Down below, Oguri Cap was no bigger than a fingertip from this height, but to Fine Motion, that tiny figure looked strangely, unmistakably bright.
"Mola, you said she might pull an upset."
The little princess pressed her face to the glass, her breath fogging it into a small patch of white.
"I underestimated her."
Mola stepped behind her, looking down at the gray-white figure, a note of admiration threading her voice.

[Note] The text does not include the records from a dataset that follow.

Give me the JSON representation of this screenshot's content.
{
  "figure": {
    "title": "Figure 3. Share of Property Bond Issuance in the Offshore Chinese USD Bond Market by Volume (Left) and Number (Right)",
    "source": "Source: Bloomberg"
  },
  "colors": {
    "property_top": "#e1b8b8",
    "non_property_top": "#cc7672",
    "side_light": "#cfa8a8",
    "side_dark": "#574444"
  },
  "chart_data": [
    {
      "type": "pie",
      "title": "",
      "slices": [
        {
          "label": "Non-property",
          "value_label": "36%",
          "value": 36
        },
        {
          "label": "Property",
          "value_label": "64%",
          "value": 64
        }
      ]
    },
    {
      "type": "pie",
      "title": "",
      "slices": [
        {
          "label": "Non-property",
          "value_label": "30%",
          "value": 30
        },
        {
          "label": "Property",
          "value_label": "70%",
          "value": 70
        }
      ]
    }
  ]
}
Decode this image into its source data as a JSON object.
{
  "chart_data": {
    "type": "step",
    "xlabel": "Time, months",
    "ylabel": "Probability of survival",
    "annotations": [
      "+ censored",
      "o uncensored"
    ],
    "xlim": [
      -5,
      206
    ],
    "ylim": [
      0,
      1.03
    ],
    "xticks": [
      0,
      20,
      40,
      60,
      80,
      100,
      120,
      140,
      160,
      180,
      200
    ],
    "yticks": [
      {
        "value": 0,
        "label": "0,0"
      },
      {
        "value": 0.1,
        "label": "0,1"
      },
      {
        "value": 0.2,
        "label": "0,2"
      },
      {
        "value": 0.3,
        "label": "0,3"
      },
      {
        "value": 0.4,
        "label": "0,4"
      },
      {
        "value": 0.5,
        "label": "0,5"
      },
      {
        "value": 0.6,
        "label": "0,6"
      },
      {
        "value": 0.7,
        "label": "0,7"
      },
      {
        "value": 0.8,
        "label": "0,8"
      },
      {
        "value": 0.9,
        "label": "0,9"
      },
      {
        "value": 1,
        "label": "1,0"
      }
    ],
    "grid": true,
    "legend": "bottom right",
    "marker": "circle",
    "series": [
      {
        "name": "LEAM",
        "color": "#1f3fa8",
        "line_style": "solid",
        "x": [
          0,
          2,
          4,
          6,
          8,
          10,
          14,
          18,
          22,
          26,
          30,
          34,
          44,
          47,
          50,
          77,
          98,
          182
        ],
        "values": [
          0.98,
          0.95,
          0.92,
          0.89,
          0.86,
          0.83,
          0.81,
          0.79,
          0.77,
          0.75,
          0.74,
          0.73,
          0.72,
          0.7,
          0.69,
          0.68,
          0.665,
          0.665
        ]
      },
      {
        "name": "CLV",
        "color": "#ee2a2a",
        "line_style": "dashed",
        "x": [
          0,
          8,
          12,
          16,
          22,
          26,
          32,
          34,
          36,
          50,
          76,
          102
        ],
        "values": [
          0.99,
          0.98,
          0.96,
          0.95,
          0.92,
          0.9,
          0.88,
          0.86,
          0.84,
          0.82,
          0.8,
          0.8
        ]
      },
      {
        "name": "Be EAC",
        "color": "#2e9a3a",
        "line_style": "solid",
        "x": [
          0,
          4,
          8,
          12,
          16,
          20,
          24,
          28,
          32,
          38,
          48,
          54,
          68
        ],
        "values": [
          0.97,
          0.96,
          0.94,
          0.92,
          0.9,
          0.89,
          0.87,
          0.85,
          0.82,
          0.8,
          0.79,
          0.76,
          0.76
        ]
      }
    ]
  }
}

"On a heavy track of this degree, with Elmaamul and Sixton closing from both sides… and she still wins that easily…"
"She's strong."
"And beyond that—she's a horse girl who's already adapted to Central's racing patterns. To run like this here only proves her real potential is even greater than what she shows on the surface."
Fine Motion didn't answer.
She raised a finger and poked at the tiny figure's position on the glass.
That earlier trace of condescension—along with the pride that came with royalty—had vanished completely in the face of absolute victory.
In its place was pure, uncomplicated awe.
"She still looks kind of ordinary, though…"
Fine Motion tilted her head. Even now, she couldn't quite understand what had felt "different" the first time they met—or what, exactly, that difference had been.
But watching that figure being cheered by the entire world, the little princess's lips slowly curled upward.
"She's really fast."
"And she looks… kind of fun."
Fine Motion turned to her maid, eyes sparkling.
"Mola, I want to grow up soon."
"I want to go down there… and run with her."
Mola bent down, her face warm with indulgence.
"You will, Denka. You'll grow up."
"And you'll become a truly excellent horse girl."